Henry continued to look at him without speaking, and the old man added: “The Jacks are giving a party to-night. If there are any deliveries, send them back here.”
Henry stared at him a moment longer and then, without inflection, said: “Why?”
The question, with its insolent suggestion of defied authority—someone’s authority, his own, the management’s, or the authority of “the kind of people that live here”—infuriated the old man, affronted his authority-loving soul. His face, beneath its fine shock of silvery silk-white hair, flamed crimson. A wave of anger, hot, choking, insubordinate, welled up in him, and before he could control himself, he rasped harshly: “Because that’s where they ought to come—that’s why. You ought to know enough for that. Haven’t you been working around places of this kind long enough to know the way to do? Don’t you know the kind of people we got here don’t want every Tom, Dick and Harry with a package to deliver running up in the front elevator all the time, mixing in with all the other people, annoying all the people in the house? You ought to have sense enough to have learned that much by now!” he muttered angrily.
“Why?” said Henry with deliberate insolence. “Why should I?”
“Because,” old John shouted, his face now crimson with anger at the effrontery of this insolence—“if you haven’t got sense enough to know it, you ought to quit and get a job diggin’ ditches somewhere. You got no business in a job like this. You’re bein’ paid to know it. That’s part of your job as doorman in a house like this. If you ain’t got sense enough now to know what a doorman’s supposed to do, to where delivery people are supposed to go in a place like this, you’d better quit and give your job to someone who knows what it’s all about.”
Henry did not answer him for a moment. He just looked at him with an expressionless face and with eyes which were just as hard and emotionless as two chunks of agate.

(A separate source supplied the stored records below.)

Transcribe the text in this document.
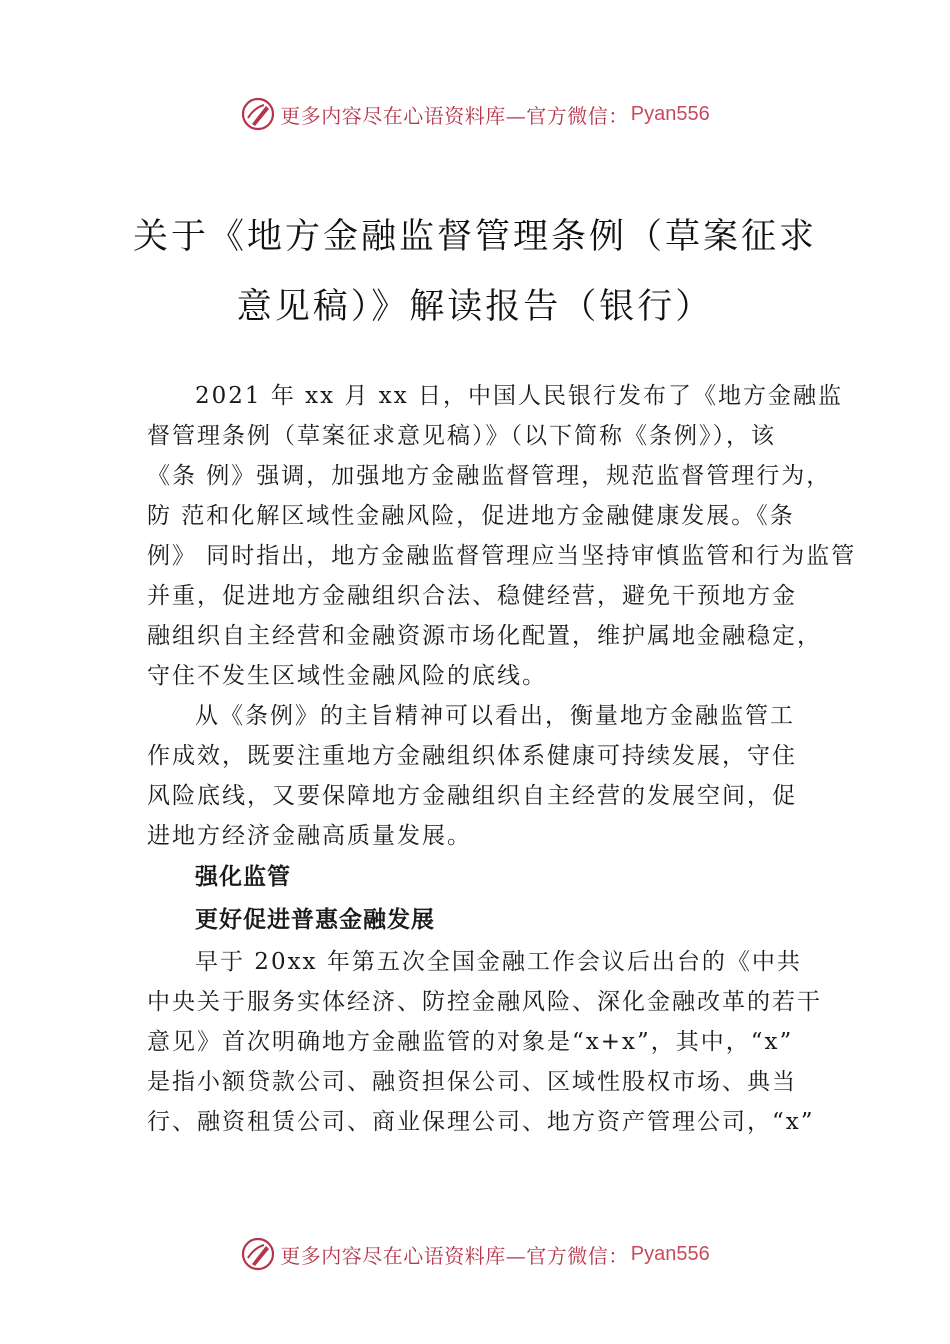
更多内容尽在心语资料库—官方微信： Pyan556
关于《地方金融监督管理条例（草案征求
意见稿）》解读报告（银行）

2021 年 xx 月 xx 日，中国人民银行发布了《地方金融监

督管理条例（草案征求意见稿）》（以下简称《条例》），该

《条 例》强调，加强地方金融监督管理，规范监督管理行为，

防 范和化解区域性金融风险，促进地方金融健康发展。《条

例》 同时指出，地方金融监督管理应当坚持审慎监管和行为监管

并重，促进地方金融组织合法、稳健经营，避免干预地方金

融组织自主经营和金融资源市场化配置，维护属地金融稳定，

守住不发生区域性金融风险的底线。

从《条例》的主旨精神可以看出，衡量地方金融监管工

作成效，既要注重地方金融组织体系健康可持续发展，守住

风险底线，又要保障地方金融组织自主经营的发展空间，促

进地方经济金融高质量发展。

强化监管
更好促进普惠金融发展

早于 20xx 年第五次全国金融工作会议后出台的《中共

中央关于服务实体经济、防控金融风险、深化金融改革的若干

意见》首次明确地方金融监管的对象是“x+x”，其中，“x”

是指小额贷款公司、融资担保公司、区域性股权市场、典当

行、融资租赁公司、商业保理公司、地方资产管理公司，“x”

更多内容尽在心语资料库—官方微信： Pyan556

“Listen,” he said in a moment in a quiet and toneless voice. “You know what’s going to happen to you if you don’t watch out? You’re gettin’ old, Pop, and you’d better watch your step. You’re goin’ to be caught in the street some day worryin’ about what’s goin’ to happen to people in this place if they have to ride up in the same elevator with a delivery boy. You’re goin’ to worry about their gettin’ contaminated—about them catchin’ all sorts of diseases because they got to ride up in the same car with some guy who carries a package. And you know what’s goin’ to happen to you, Pop? I’ll tell you what’s goin’ to happen to you. You’re goin’ to worry about it so much that you ain’t goin’ to notice where you’re goin. And you’re goin’ to get hit. See?”

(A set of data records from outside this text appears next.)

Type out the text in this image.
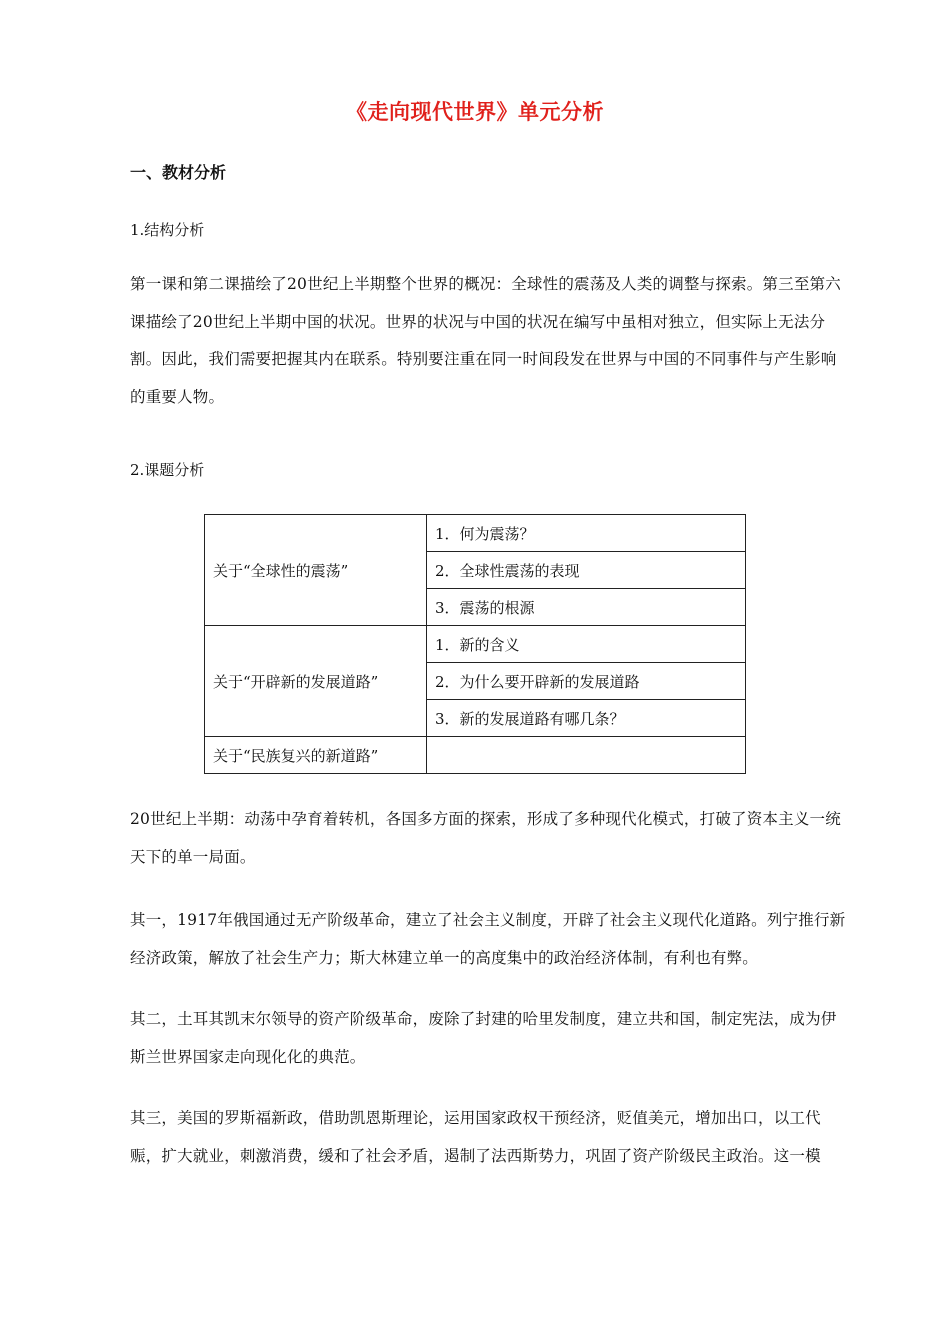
《走向现代世界》单元分析
一、教材分析
1.结构分析
第一课和第二课描绘了20世纪上半期整个世界的概况：全球性的震荡及人类的调整与探索。第三至第六课描绘了20世纪上半期中国的状况。世界的状况与中国的状况在编写中虽相对独立，但实际上无法分割。因此，我们需要把握其内在联系。特别要注重在同一时间段发在世界与中国的不同事件与产生影响的重要人物。
2.课题分析
关于“全球性的震荡”	1．何为震荡？
	2．全球性震荡的表现
	3．震荡的根源
关于“开辟新的发展道路”	1．新的含义
	2．为什么要开辟新的发展道路
	3．新的发展道路有哪几条？
关于“民族复兴的新道路”	
20世纪上半期：动荡中孕育着转机，各国多方面的探索，形成了多种现代化模式，打破了资本主义一统天下的单一局面。
其一，1917年俄国通过无产阶级革命，建立了社会主义制度，开辟了社会主义现代化道路。列宁推行新经济政策，解放了社会生产力；斯大林建立单一的高度集中的政治经济体制，有利也有弊。
其二，土耳其凯末尔领导的资产阶级革命，废除了封建的哈里发制度，建立共和国，制定宪法，成为伊斯兰世界国家走向现化化的典范。
其三，美国的罗斯福新政，借助凯恩斯理论，运用国家政权干预经济，贬值美元，增加出口，以工代赈，扩大就业，刺激消费，缓和了社会矛盾，遏制了法西斯势力，巩固了资产阶级民主政治。这一模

The tone was so hard, so inflexible, so unyielding in its toneless savagery that for a moment—just for a moment—the old man felt something in him tremble at the unutterable passion of that flinty monotone.
“You’re goin’ to get hit, Pop. That’s what’s goin’ to happen to you. And it ain’t goin’ to be by nothing small or cheap. It ain’t goin’ to be by no Ford truck or by no taxi-cab. You’re goin’ to get hit by somethin’ large and shiny that cost a lot of money. You’re goin’ to die happy. You’ll get hit by at least a Rolls Royce. And I hope it belongs to one of the people in this house. Because I want you to be happy, Pop, I want you to push off knowin’ that it wasn’t done by nothin’ cheap. You’ll die like any other worm, but I want you to know that it was done expensive—by a big Rolls Royce—by one of the people in this house. I just want you to be happy, Pop.”
Old John’s face was purple. The veins in his forehead stood out like corded ropes. For a moment, he glared at the hard and flint-like face of the younger man with such murderous fury that it seemed as if apoplectic strangulation was inevitable. He tried to speak but no words came, and at length, all else having failed him, he managed to choke out, but this time with no vestige of even submerged good-nature, only the implacable dryness of unforgiving hate, the familiar phrase: “Oh yeah?”
Just for a moment more the agate eye, the flint-like face surveyed him with their granite hostility.
“Yeah!” said Henry tonelessly, and departed.